Dans un précédent billet, j’avais tenté un début de
réflexion sur les divisions de l’échiquier politique aujourd’hui. J’étais
parvenu à la conclusion que la distinction essentielle ne séparait plus la
gauche de la droite mais plutôt les conservateurs d’une part, c’est-à-dire ceux
qui souhaitent maintenir en place les fondements du Système, en le faisant plus
ou moins évoluer dans ses détails, et d’autre part ceux qui souhaitent changer
radicalement de modèle de société. Pour désigner ces derniers, le terme « révolutionnaires »
me semble mal choisi, car beaucoup ne considèrent pas la révolution comme un
bon moyen de parvenir au bouleversement qu’ils appellent de leurs vœux. En
revanche, même si beaucoup d’entre eux (et, puisque je m’inclus moi-même dans cette
catégorie, je pourrais aussi bien dire « d’entre nous »)
rejetteraient probablement ce nom, je trouve assez justifié de les qualifier « d’utopistes »,
étant donné qu’ils veulent construire une société entièrement nouvelle.
J’avais donc proposé de schématiser l’échiquier politique occidental
actuel non pas sous la forme d’une ligne où on se situerait plus ou moins à
gauche ou à droite, mais plutôt selon deux cercles concentriques ainsi divisés :
Au centre se trouvent les conservateurs ; aux marges,
les utopistes. Les deux catégories sont elles-mêmes subdivisées, mais pas de
manière symétrique.
Le cercle concentrique extérieur, qui rassemble les marges
de la radicalité, est clairement divisé en trois catégories selon la vision de
la société dont chaque segment est porteur : la gauche radicale insiste
sur l’égalité sociale, ce qui la pousse à exiger une forte limitation des
inégalités économiques et une démocratie dans laquelle le peuple serait plus
réellement au pouvoir ; la droite radicale insiste sur l’homogénéité
sociale, ce qui la pousse à rejeter toute forme de différence (l’étranger,
celui qui n’a pas la même religion etc.) ; l’écologie radicale, enfin,
place la défense de la vie, sous toutes ses formes, au cœur de son projet.

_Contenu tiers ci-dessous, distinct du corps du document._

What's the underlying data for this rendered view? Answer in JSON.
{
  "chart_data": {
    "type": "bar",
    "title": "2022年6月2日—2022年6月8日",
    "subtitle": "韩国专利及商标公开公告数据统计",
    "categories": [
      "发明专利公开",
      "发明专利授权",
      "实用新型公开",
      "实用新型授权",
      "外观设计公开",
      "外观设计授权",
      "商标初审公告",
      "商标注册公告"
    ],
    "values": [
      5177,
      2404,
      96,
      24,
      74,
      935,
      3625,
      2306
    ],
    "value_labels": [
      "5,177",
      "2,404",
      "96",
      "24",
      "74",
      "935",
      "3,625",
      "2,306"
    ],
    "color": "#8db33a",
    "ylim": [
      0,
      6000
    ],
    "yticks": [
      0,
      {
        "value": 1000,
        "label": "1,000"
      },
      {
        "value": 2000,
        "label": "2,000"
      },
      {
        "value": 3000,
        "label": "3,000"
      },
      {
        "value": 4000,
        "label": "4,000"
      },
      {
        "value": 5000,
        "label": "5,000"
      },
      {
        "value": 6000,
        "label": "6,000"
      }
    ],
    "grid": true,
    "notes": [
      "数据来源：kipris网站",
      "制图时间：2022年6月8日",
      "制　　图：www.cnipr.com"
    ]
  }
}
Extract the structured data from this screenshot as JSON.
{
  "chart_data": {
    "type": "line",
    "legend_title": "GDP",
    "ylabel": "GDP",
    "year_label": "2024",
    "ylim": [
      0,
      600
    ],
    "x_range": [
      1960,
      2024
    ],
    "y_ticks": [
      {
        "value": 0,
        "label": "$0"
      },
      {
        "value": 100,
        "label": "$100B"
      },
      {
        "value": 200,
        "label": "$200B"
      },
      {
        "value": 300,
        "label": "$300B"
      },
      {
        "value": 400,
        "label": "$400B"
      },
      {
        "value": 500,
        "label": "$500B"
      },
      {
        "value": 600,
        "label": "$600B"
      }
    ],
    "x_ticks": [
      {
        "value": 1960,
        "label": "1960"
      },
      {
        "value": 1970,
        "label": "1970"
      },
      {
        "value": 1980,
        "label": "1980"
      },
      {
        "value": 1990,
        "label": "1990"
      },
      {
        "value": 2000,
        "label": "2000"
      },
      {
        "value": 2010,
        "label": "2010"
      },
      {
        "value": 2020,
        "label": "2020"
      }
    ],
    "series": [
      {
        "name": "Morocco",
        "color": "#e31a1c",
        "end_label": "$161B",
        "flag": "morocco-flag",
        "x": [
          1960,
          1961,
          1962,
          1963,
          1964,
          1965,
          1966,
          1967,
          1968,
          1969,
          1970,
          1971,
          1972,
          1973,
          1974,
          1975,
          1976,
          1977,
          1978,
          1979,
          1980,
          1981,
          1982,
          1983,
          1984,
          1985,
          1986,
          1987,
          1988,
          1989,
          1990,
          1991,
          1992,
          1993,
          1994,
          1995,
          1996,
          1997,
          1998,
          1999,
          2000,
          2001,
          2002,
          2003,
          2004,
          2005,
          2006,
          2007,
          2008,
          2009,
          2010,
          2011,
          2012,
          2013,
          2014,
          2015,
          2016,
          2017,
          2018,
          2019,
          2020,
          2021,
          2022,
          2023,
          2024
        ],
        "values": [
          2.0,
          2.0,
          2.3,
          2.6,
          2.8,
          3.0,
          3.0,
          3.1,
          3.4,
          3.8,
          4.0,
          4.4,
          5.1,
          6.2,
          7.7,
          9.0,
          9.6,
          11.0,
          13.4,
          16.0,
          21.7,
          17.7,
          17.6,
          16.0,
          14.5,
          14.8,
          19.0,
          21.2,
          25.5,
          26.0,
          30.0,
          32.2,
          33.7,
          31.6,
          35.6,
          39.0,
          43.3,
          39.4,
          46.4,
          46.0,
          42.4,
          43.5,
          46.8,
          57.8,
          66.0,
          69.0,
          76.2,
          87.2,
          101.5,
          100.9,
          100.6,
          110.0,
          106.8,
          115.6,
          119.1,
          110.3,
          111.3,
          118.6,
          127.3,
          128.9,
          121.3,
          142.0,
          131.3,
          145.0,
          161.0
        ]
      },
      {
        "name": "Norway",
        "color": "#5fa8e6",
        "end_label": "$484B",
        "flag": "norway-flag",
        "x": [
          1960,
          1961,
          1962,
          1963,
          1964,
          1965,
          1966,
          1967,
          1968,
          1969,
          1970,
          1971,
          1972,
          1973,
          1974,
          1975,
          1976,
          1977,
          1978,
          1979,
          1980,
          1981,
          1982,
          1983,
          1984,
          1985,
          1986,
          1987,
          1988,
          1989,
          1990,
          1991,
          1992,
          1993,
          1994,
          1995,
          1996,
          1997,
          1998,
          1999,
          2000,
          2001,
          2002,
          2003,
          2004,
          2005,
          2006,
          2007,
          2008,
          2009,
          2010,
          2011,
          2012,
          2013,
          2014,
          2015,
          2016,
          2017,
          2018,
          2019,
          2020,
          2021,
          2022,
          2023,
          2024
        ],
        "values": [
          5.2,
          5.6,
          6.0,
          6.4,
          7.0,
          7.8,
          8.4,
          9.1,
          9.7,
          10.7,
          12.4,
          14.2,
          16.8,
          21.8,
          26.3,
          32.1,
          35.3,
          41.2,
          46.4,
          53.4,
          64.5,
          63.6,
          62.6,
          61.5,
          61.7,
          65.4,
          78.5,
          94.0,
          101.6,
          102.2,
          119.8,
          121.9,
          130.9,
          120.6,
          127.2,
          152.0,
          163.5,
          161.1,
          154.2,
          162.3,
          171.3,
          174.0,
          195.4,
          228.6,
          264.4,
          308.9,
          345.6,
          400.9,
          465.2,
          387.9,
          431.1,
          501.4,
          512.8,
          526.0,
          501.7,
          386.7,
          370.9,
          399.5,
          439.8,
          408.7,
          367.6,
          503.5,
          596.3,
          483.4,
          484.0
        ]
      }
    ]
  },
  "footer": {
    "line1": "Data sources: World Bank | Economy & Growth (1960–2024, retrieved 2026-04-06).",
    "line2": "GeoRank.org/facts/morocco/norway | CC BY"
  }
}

Cette séparation nette en trois segments ne signifie pas que
ces trois formes de la radicalité soient sans liens les unes avec les autres. Cette
schématisation permet au contraire de rendre compte de ce qui s’explique mal si
l’on pense l’échiquier politique comme une ligne allant de l’extrême-gauche à l’extrême-droite
(vision selon laquelle tout devrait opposer ces deux extrêmes), à savoir la
fréquence des passages individuels de la gauche radicale à la droite radicale –
d’anciens syndicalistes de la CGT se présentent aux élections sous l’étiquette
FN, et on ne compte plus les anciens maoïstes passés à l’extrême-droite. De la même
manière, l’écologie radicale, sans être ni de droite, ni de gauche, peut
emprunter des éléments de l’une et de l’autre, dans des dosages qui diffèrent profondément
d’un courant à l’autre – l’écologie radicale étant encore une nébuleuse extrêmement
diverse.
Il n’en va pas de même pour les conservateurs. Bien entendu,
conservateurs de la droite modérée et conservateurs de la gauche modérée ne
sont pas exactement de la même nature, et cela pour deux raisons.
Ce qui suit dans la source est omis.